September traditionally marks the start of Hawaii’s “shoulder” season, when the number of visitors dips as mainland and local families send their children back to school. It’s a time of warm weather, low airfares and tourist-enticing events such as the Aloha Festivals, set to begin its 75th anniversary with a Royal Court investiture in Waikiki on Sept. 18.
But with coronavirus cases and hospitalizations surging to record levels across the state, many in the islands are questioning the ethics of traveling there now. While Gov. David Ige has simply asked visitors and residents to postpone nonessential travel, others point to the decisive action of a real-life royal, Queen Liliuokalani.
This Labor Day weekend would normally have seen hundreds of domestic and international competitors, and thousands of supporters and spectators in Kailua-Kona for the world’s largest outrigger canoe competition, the Queen Liliuokalani Canoe Race, founded in 1972. But in the spirit of the race’s namesake, whose birthday is Sept. 2, the organizers first limited the event to paddlers from Hawaii Island, and then recently canceled it altogether.
“Queen Liliuokalani witnessed many illnesses and several pandemics in her time and always put her people first, ensuring their resiliency and survival,” according to the Aug. 11. statement from Kai Opua Canoe Club, which specifically recalled the steps the monarch took to limit the spread of smallpox while she was serving as regent in 1881.
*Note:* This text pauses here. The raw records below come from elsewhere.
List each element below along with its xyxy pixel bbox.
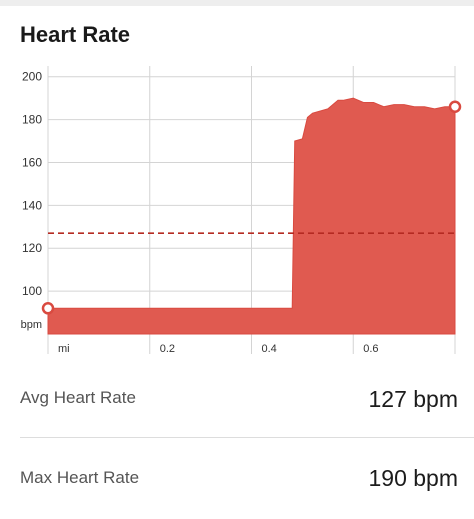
chart-svg: 100 120 140 160 180 200 bpm 0.2 0.4 0.6 mi (21, 66, 462, 355)
start-point-marker (41, 302, 55, 315)
top-strip (0, 0, 474, 6)
y-axis-label: bpm (21, 319, 42, 331)
x-axis-label: mi (58, 343, 70, 355)
divider (20, 437, 474, 438)
avg-heart-rate-value: 127 bpm (368, 386, 458, 412)
y-tick-label: 160 (22, 155, 42, 169)
end-point-marker (448, 100, 462, 113)
max-heart-rate-label: Max Heart Rate (20, 468, 140, 487)
y-tick-label: 120 (22, 241, 42, 255)
label-layer: 100 120 140 160 180 200 bpm 0.2 0.4 0.6 mi (21, 70, 379, 355)
x-tick-label: 0.2 (160, 343, 175, 355)
heart-rate-chart: 100 120 140 160 180 200 bpm 0.2 0.4 0.6 mi (0, 62, 474, 358)
max-heart-rate-value: 190 bpm (368, 465, 458, 491)
y-tick-label: 200 (22, 70, 42, 84)
area-layer (41, 97, 462, 335)
heart-rate-area (47, 97, 456, 335)
y-tick-label: 180 (22, 113, 42, 127)
y-tick-label: 100 (22, 284, 42, 298)
max-heart-rate-row: Max Heart Rate 190 bpm (0, 446, 474, 506)
x-tick-label: 0.4 (262, 343, 277, 355)
x-tick-label: 0.6 (363, 343, 378, 355)
avg-heart-rate-row: Avg Heart Rate 127 bpm (0, 368, 474, 428)
y-tick-label: 140 (22, 198, 42, 212)
avg-heart-rate-label: Avg Heart Rate (20, 388, 136, 407)
card-title: Heart Rate (20, 22, 131, 47)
As regent, Liliuokalani “summoned her cabinet and made the decision to shut down Oahu, stopping inter-island travel, prohibiting vessels from taking on any passengers, and quarantining the sick. These regulations were so strictly enforced that when they were raised, no cases outside of the area where the sickness first appeared were reported,” the statement noted.
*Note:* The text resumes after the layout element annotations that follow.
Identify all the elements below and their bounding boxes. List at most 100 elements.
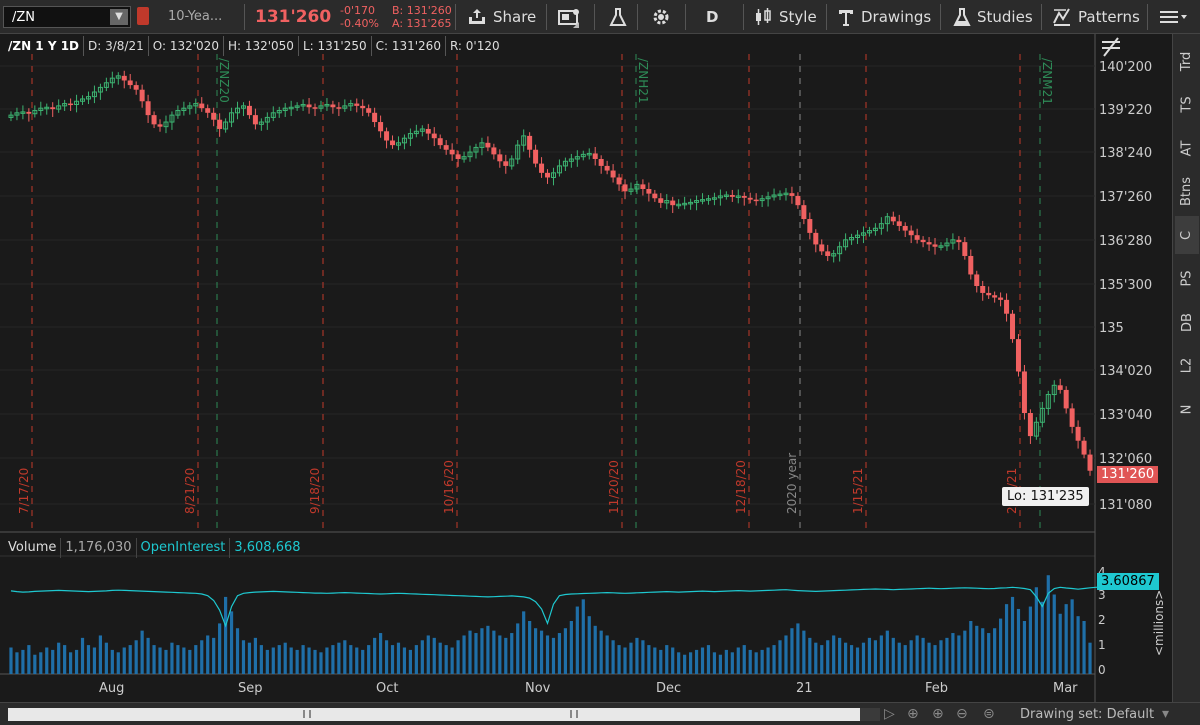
studies-label: Studies bbox=[977, 8, 1033, 26]
volume-bar bbox=[1034, 587, 1038, 674]
axis-scale-icon[interactable] bbox=[1100, 36, 1122, 62]
candle-body bbox=[771, 194, 777, 198]
volume-bar bbox=[706, 645, 711, 674]
candle-body bbox=[175, 109, 181, 116]
drawing-set-label[interactable]: Drawing set: Default bbox=[1020, 707, 1155, 722]
candle-body bbox=[372, 112, 378, 123]
side-tab-btns[interactable]: Btns bbox=[1175, 173, 1199, 211]
fit-icon[interactable]: ▷ bbox=[884, 706, 895, 722]
candle-body bbox=[461, 156, 467, 160]
volume-bar bbox=[998, 618, 1003, 674]
zoom-in-icon[interactable]: ⊕ bbox=[932, 706, 944, 722]
volume-bar bbox=[939, 640, 943, 674]
divider bbox=[685, 4, 686, 30]
share-icon bbox=[469, 9, 485, 24]
volume-bar bbox=[343, 640, 347, 674]
date-marker-label: 11/20/20 bbox=[607, 460, 621, 514]
studies-button[interactable]: Studies bbox=[953, 0, 1033, 34]
candle-body bbox=[664, 200, 670, 204]
candle-body bbox=[711, 197, 717, 200]
candle-body bbox=[354, 103, 360, 106]
candle-body bbox=[950, 239, 956, 244]
side-tab-label: PS bbox=[1179, 270, 1195, 287]
volume-bar bbox=[194, 645, 198, 674]
candle-body bbox=[50, 107, 56, 110]
candle-body bbox=[366, 108, 372, 113]
side-tab-db[interactable]: DB bbox=[1175, 303, 1199, 341]
drawing-set-dropdown-icon[interactable]: ▾ bbox=[1162, 706, 1170, 722]
candle-body bbox=[1045, 394, 1051, 409]
side-tab-trd[interactable]: Trd bbox=[1175, 42, 1199, 80]
crosshair-icon[interactable]: ⊕ bbox=[907, 706, 919, 722]
volume-bar bbox=[736, 647, 740, 674]
candle-body bbox=[944, 242, 950, 247]
volume-bar bbox=[545, 635, 550, 674]
period-button[interactable]: D bbox=[706, 0, 718, 34]
bar-open: O: 132'020 bbox=[149, 36, 224, 56]
candle-body bbox=[545, 172, 551, 178]
share-button[interactable]: Share bbox=[467, 0, 536, 34]
side-tab-ps[interactable]: PS bbox=[1175, 260, 1199, 298]
volume-bar bbox=[510, 633, 514, 674]
reset-zoom-icon[interactable]: ⊜ bbox=[983, 706, 995, 722]
style-button[interactable]: Style bbox=[753, 0, 817, 34]
volume-bar bbox=[993, 628, 997, 674]
candle-body bbox=[783, 192, 789, 196]
side-tab-ts[interactable]: TS bbox=[1175, 86, 1199, 124]
volume-bar bbox=[665, 645, 669, 674]
volume-axis-unit: <millions> bbox=[1152, 590, 1166, 656]
candle-body bbox=[348, 103, 354, 107]
candle-body bbox=[74, 100, 80, 105]
volume-bar bbox=[599, 630, 603, 674]
volume-bar bbox=[420, 640, 424, 674]
candle-body bbox=[1027, 413, 1033, 437]
chart-symbol[interactable]: /ZN 1 Y 1D bbox=[4, 36, 85, 56]
candle-body bbox=[509, 158, 515, 167]
volume-bar bbox=[51, 649, 55, 674]
candle-body bbox=[20, 111, 26, 114]
candle-body bbox=[843, 239, 849, 248]
patterns-button[interactable]: Patterns bbox=[1052, 0, 1140, 34]
symbol-dropdown-icon[interactable]: ▼ bbox=[110, 9, 128, 25]
scroll-thumb[interactable] bbox=[860, 708, 880, 721]
volume-bar bbox=[778, 640, 782, 674]
volume-bar bbox=[861, 642, 866, 674]
more-menu-button[interactable] bbox=[1158, 0, 1188, 34]
divider bbox=[594, 4, 595, 30]
volume-bar bbox=[838, 637, 842, 674]
side-tab-c[interactable]: C bbox=[1175, 216, 1199, 254]
candle-body bbox=[765, 196, 771, 200]
time-scrollbar[interactable] bbox=[8, 708, 876, 721]
chart-area[interactable]: 140'200 139'220 138'240 137'260 136'280 135'3… bbox=[0, 34, 1172, 702]
month-label: Dec bbox=[656, 681, 681, 696]
candle-body bbox=[735, 195, 741, 198]
price-chart[interactable]: 140'200 139'220 138'240 137'260 136'280 135'3… bbox=[0, 34, 1172, 702]
lab-button[interactable] bbox=[609, 0, 627, 34]
divider bbox=[826, 4, 827, 30]
volume-bar bbox=[1046, 575, 1050, 674]
volume-bar bbox=[641, 640, 645, 674]
volume-bar bbox=[110, 649, 114, 674]
volume-bar bbox=[277, 645, 281, 674]
symbol-input[interactable]: /ZN ▼ bbox=[3, 6, 131, 28]
candle-body bbox=[80, 98, 86, 102]
settings-button[interactable] bbox=[651, 0, 671, 34]
zoom-out-icon[interactable]: ⊖ bbox=[956, 706, 968, 722]
link-lock-icon[interactable] bbox=[137, 7, 149, 25]
price-axis-label: 131'080 bbox=[1099, 498, 1152, 513]
side-tab-n[interactable]: N bbox=[1175, 390, 1199, 428]
volume-label[interactable]: Volume bbox=[4, 538, 62, 558]
flexible-grid-button[interactable] bbox=[557, 0, 581, 34]
side-tab-l2[interactable]: L2 bbox=[1175, 347, 1199, 385]
month-label: 21 bbox=[796, 681, 813, 696]
volume-bar bbox=[563, 628, 568, 674]
candle-body bbox=[163, 121, 169, 128]
volume-bar bbox=[27, 645, 31, 674]
side-tab-at[interactable]: AT bbox=[1175, 129, 1199, 167]
drawings-button[interactable]: Drawings bbox=[837, 0, 931, 34]
candle-body bbox=[1057, 385, 1063, 390]
open-interest-label[interactable]: OpenInterest bbox=[137, 538, 231, 558]
divider bbox=[1147, 4, 1148, 30]
candle-body bbox=[145, 101, 151, 116]
candle-body bbox=[479, 142, 485, 148]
Barbara Koenig, a medical anthropologist and registered nurse who recently retired as a professor and director of the UCSF Bioethics Program, notes that the ethics of travel depend on “who is making the decision and about what.”
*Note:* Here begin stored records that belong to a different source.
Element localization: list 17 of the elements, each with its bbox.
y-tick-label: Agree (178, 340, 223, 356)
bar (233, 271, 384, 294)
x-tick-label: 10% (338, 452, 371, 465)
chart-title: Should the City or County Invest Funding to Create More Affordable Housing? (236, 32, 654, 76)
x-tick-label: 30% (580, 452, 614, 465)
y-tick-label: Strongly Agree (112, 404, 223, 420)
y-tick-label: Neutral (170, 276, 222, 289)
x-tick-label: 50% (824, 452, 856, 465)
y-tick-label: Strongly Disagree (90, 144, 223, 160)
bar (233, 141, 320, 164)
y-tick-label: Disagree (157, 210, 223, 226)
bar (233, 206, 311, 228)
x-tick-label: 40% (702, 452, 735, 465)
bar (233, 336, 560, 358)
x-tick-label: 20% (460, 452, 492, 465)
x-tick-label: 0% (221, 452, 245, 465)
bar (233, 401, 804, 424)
For example, the government has to balance the health benefits of a total lockdown with the impact on a tourism-dependent economy. “If no one can eat and no one can work, then it doesn’t matter if you close down the economy,” she noted.
“The other groups of decision makers are all those people who are making individual choices to fly to particular areas,” Koenig said. “They should definitely not go to an area with no hospital or ICU beds, because if they get sick, they’re going to burden the system further.”
Koenig said she had considered traveling to Hawaii this summer, because “I’d been in the San Francisco fog all summer, and it’s been hard not seeing the sun or having warmth. … But when everyone pointed out to me Hawaii is a place you shouldn’t go right now, I took it off my list.”
On the other hand, some travel may be justified despite the risk to the health system, Koenig said, such as that of a friend who lives in Northern California but flies one week a month to take care of her nearly 100-year-old mother. “That’s someone who has a justifiable reason to go and take the additional burden of risk,” Koenig said. “She’s not just going to surf and lie on the beach.”
While Hawaii currently allows visitors to avoid a mandatory 10-day quarantine by showing proof of full vaccination or a negative COVID test from specific providers within 72 hours of arrival, unvaccinated travelers should not come to Hawaii for ethical and medical reasons, according to Koenig.
“I certainly don’t think you should fly to Hawaii if you’re unvaccinated,” Koenig said. “If you’re going to make the island safe, you’re going to need to do that. That’s not an ethical analysis, it’s just the facts on the ground. … For the benefit of going to Hawaii, you have the obligation of getting vaccinated. If you don’t want to, you can go other places.”
Besides the ethical and health incentive, residents and visitors to Oahu will have another reason to be vaccinated starting Sept. 13, when the city and county of Honolulu’s Safe Access Oahu program begins. Employees and patrons of restaurants, bars, museums and movie theaters who are 12 and older will be required to show proof of vaccination or a negative COVID test taken within 48 hours.
The Kahala Hotel & Resort announced Thursday that it will go one step further, requiring all employees — not just those in its food and beverage outlets — to be vaccinated by Sept. 30, or undergo weekly testing if approved for medical or religious exemption.